Queen of the desert
As Queenie McKenzie’s work Horso Creek Killings goes on display at the Australian War Memorial, Claire Hunter looks at the story behind the artist and her painting.
“Every rock, every hill, every water, I know that place backwards and forwards, up and down, inside out. It’s my country and I got names for every place.” -- Queenie McKenzie, artist.
When artist Queenie McKenzie was a child her mother would rub charcoal into her face in an attempt to darken her features so the authorities wouldn’t take her away.
The child who had been nicknamed Garagarag or Blondie because of her light skin and fair hair was born in 1916 at Old Texas Downs on the banks of the Ord River in the remote and rugged East Kimberley in Western Australia. The daughter of a Malngin/Gurindji woman and a white horse breaker, she only escaped the Australian government’s assimilation policies of the time because of her mother’s desperate efforts to conceal her background.
Queenie went on to become a respected artist and a prominent and compelling commentator on the Aboriginal experience. Her work Horso Creek Killings (1996), which tells the story of the Horso Creek Massacre in the 1880s, is now on display at the Australian War Memorial.
This important work complements the Memorial’s current exhibition For Country, for Nation, which highlights the longstanding Aboriginal and Torres Strait Islander tradition of protecting Country, including ritual, performance, painting, and fighting.
Memorial Director Dr Brendan Nelson said understanding the perspective of Indigenous people demanded a deeper sense of cultural perspective.
“When the First World War broke out, despite being prohibited from enlisting, at least 1,500 men of Aboriginal and Torres Strait Islander background enlisted to fight for the young nation that had taken so much from them,” Dr Nelson said.
“Their determination to serve and fight for Australia only four or five generations after the First Fleet arrived, existed despite the history of dispossession and violence perpetrated against them.
“Much of this is depicted in the Memorial’s exhibition For Country, for Nation and assists us to tell the story of Indigenous Australian service overseas and at home.”
The Horso Creek Massacre has been described as one of the most horrific and defining events in Aboriginal/White relations in the Kimberley region of Western Australia.
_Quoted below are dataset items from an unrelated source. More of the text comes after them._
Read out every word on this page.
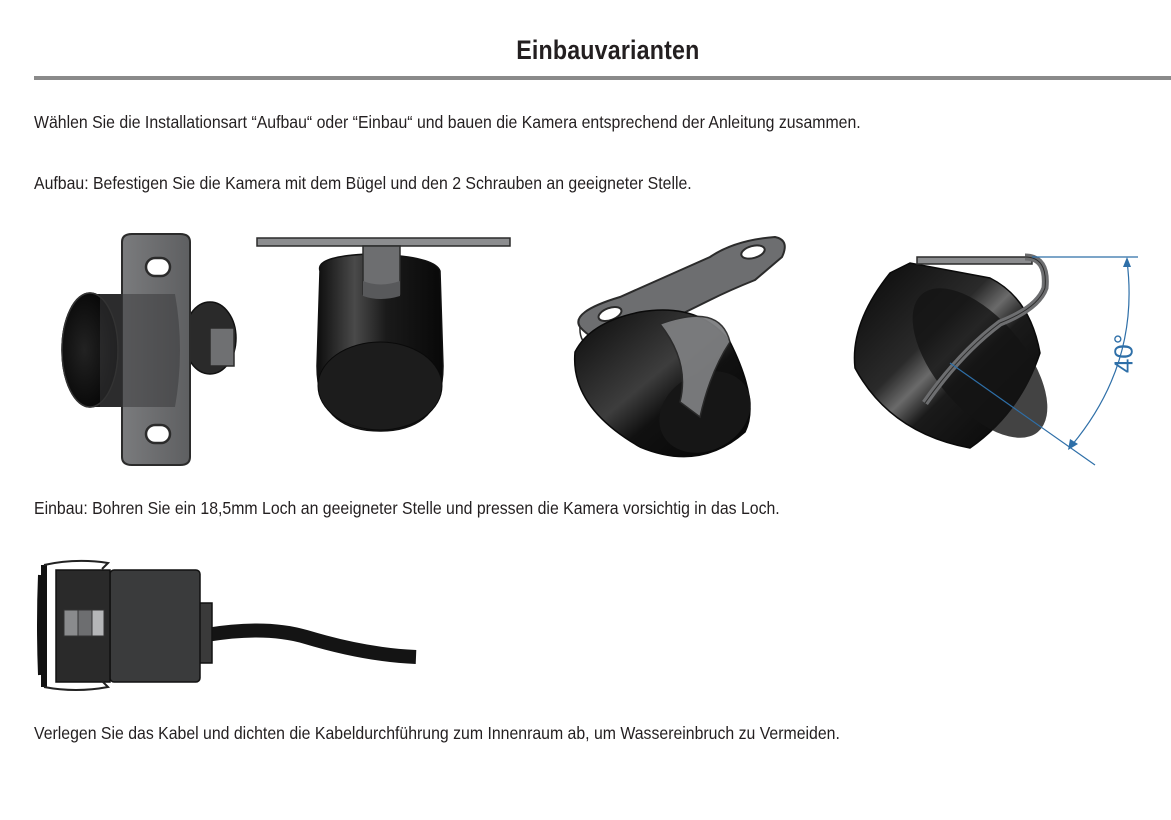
Einbauvarianten
Wählen Sie die Installationsart “Aufbau“ oder “Einbau“ und bauen die Kamera entsprechend der Anleitung zusammen.
Aufbau: Befestigen Sie die Kamera mit dem Bügel und den 2 Schrauben an geeigneter Stelle.
40°
Einbau: Bohren Sie ein 18,5mm Loch an geeigneter Stelle und pressen die Kamera vorsichtig in das Loch.
Verlegen Sie das Kabel und dichten die Kabeldurchführung zum Innenraum ab, um Wassereinbruch zu Vermeiden.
The story of how a group of Gija people were shot and killed by white men for driving off bullocks has been passed down through the generations by word of mouth and Queenie learned of the story from her grandfather, Paddy Rattigan. Paddy’s father had killed a bullock and the white men were brutal in seeking their retribution. One old woman, not understanding what they were, is said to have given the men a bullet she found, which they then shot her with. The victims’ bodies were later burnt to hide the evidence. One boy managed to escape by hiding in the dead body of the animal and was later found by his mother. He was the sole survivor of the massacre.
Displayed next to Queenie's work is a painting by her life-long friend Rover Thomas. The pair met while Thomas was working as a stockman. He’d been kicked by a horse, and scalped. Queenie, who worked as a goat herd and a cook on cattle stations for almost 40 years, stitched his scalp back on using a needle and thread. Years later, Queenie saw the success Thomas had with painting and decided she too could paint the stories of her life and her country.
She only started painting when she was in her 70s and was the first woman in her community to do so. Until her death in 1998, she examined everything from the creation of the world through to the violence of the colonial era and her paintings reveal an intimate knowledge of the country, explored through landscapes and dreaming.
Queenie McKenzie’s work is now on display at the Australian War Memorial. The For Country, For Nation exhibition is on until September 20.